When it was my turn, I was asked my native language. “English,” I said. My friend’s is Polish. Finally, I arrived to this Hindu saint. I was then coached to kneel in front of her, place my hands on the arms of the chair in which she was seated. With quick movement, she took my head to her chest, the side of my face pressed hard against her . She held me in a vice lock of a hug. She spoke softly and continuously into my ear in a language I could not understand. When she had completed what she told me, she released me, then held me back again holding me tighter, chanting quietly in English “my daughter, my daughter, my daughter” and gave me three kisses on my cheek. To my friend, she concluded with “mama, mama, mama. Then I was quickly helped to stand to leave the line making room for the next person.
Amma did this for all those who knelt in line. It was a continuous river of bodies from 10 am until 4 p.m.–one after the other, no breaks. Even during the few moments she was being interviewed by a television journalist, Amma continued to hug and bless each person and family who came to her. Families were taken as a whole.
The hug was amazing! I have never had one so intense. What I felt is still imprinted within. My only wish is that I could have understood what she spoke in my ear.
I thought it might be a prayer, but one of the sari-wearing ladies we befriended understood the language and told me what Amma told her (and i paraphrase here)– “not to worry about your family issues, you have everything you need and everything will be all right.” It was more detailed than this, but with accents and the level of noise in the room, I missed some of the information.

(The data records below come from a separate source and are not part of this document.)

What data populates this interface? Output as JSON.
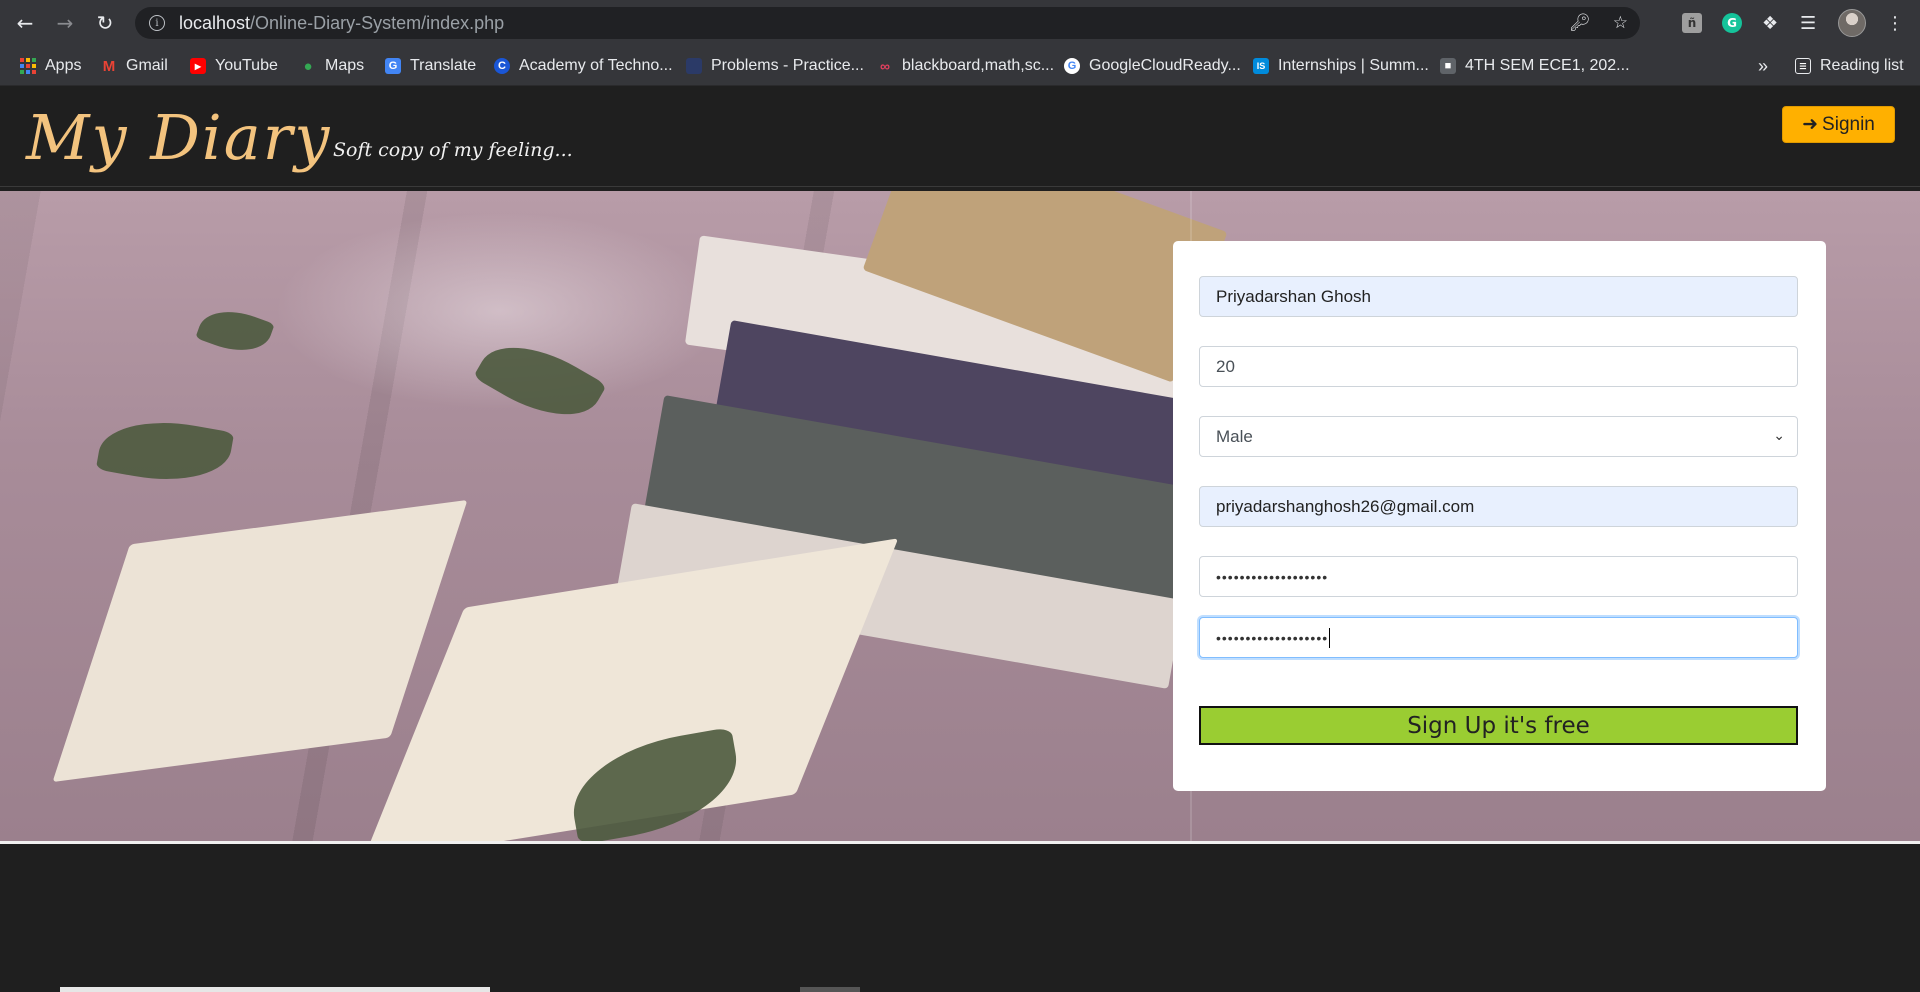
{
  "browser": {
    "url_host": "localhost",
    "url_path": "/Online-Diary-System/index.php",
    "reading_list": "Reading list",
    "overflow": "»",
    "bookmarks": [
      {
        "label": "Apps",
        "icon": "apps-grid-icon"
      },
      {
        "label": "Gmail",
        "icon": "gmail-icon"
      },
      {
        "label": "YouTube",
        "icon": "youtube-icon"
      },
      {
        "label": "Maps",
        "icon": "maps-icon"
      },
      {
        "label": "Translate",
        "icon": "translate-icon"
      },
      {
        "label": "Academy of Techno...",
        "icon": "academy-icon"
      },
      {
        "label": "Problems - Practice...",
        "icon": "practice-icon"
      },
      {
        "label": "blackboard,math,sc...",
        "icon": "blackboard-icon"
      },
      {
        "label": "GoogleCloudReady...",
        "icon": "google-icon"
      },
      {
        "label": "Internships | Summ...",
        "icon": "internshala-icon"
      },
      {
        "label": "4TH SEM ECE1, 202...",
        "icon": "classroom-icon"
      }
    ]
  },
  "site": {
    "brand": "My Diary",
    "tagline": "Soft copy of my feeling...",
    "signin_label": "Signin"
  },
  "form": {
    "name": "Priyadarshan Ghosh",
    "age": "20",
    "gender": "Male",
    "email": "priyadarshanghosh26@gmail.com",
    "password": "•••••••••••••••••••",
    "confirm_password": "•••••••••••••••••••",
    "submit_label": "Sign Up it's free"
  },
  "colors": {
    "brand": "#f3c37e",
    "signin": "#ffb000",
    "submit": "#9acd32",
    "header_bg": "#1f1f1f"
  }
}
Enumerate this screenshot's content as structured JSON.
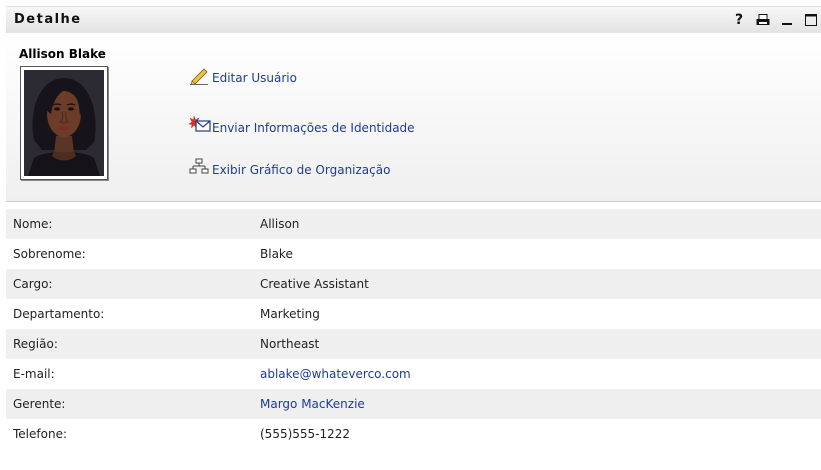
{
  "panel": {
    "title": "Detalhe",
    "icons": [
      "help-icon",
      "print-icon",
      "minimize-icon",
      "maximize-icon"
    ],
    "help_label": "?"
  },
  "user": {
    "name": "Allison Blake"
  },
  "actions": [
    {
      "label": "Editar Usuário",
      "icon": "pencil-icon"
    },
    {
      "label": "Enviar Informações de Identidade",
      "icon": "envelope-icon"
    },
    {
      "label": "Exibir Gráfico de Organização",
      "icon": "org-chart-icon"
    }
  ],
  "details": [
    {
      "key": "Nome:",
      "value": "Allison"
    },
    {
      "key": "Sobrenome:",
      "value": "Blake"
    },
    {
      "key": "Cargo:",
      "value": "Creative Assistant"
    },
    {
      "key": "Departamento:",
      "value": "Marketing"
    },
    {
      "key": "Região:",
      "value": "Northeast"
    },
    {
      "key": "E-mail:",
      "value": "ablake@whateverco.com",
      "link": true
    },
    {
      "key": "Gerente:",
      "value": "Margo MacKenzie",
      "link": true
    },
    {
      "key": "Telefone:",
      "value": "(555)555-1222"
    }
  ],
  "colors": {
    "link": "#1f3c8f",
    "alt_row": "#efefef"
  }
}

The previous year, I received darshan from Mother Meera in a church in Manhattan. It was entirely different–very controlled, orderly, silent and “don’t get too close.” We were instructed that children would receive the blessing through their parent, that they were not to be in line. Waiting for darshan there, I kept nodding off in my place in a pew in the midsection of the church. I could not stay awake. (Sometime later, a lady who works for a spiritual advisor I consulted, told me that often the conscious mind has to get out of the way for the work to take place. For Mother Meera’s darshan, I knelt in front of her. She placed her hands on my head and gazed directly and silently into my eyes. In the foyer of the church at her event, there were tables of photos, books and jewelry all with her image on them. All was silent and hushed.
Amma’s event was a festival. There are vendors all around the room and more outside in the hallways. There was food, jewelry, beautiful saris with gold woven through ranging from $600 to more than $1600, other Indian clothing, photos of Amma, gifts she’s received, jyotish, radiant healing, herbs, incense, cds, dvds, books, chair massage, plants, essential oils– the list is long. Her volunteers sell these to raise money for her humanitarian activities, There is always the chaotic noise and activity of a fair-like atmosphere when Amma is in session, an experience truly joyful!
NOTE: The original clipping that I received stands in a frame looking out over all our yoga classes. It is a presence and a reminder of my journey.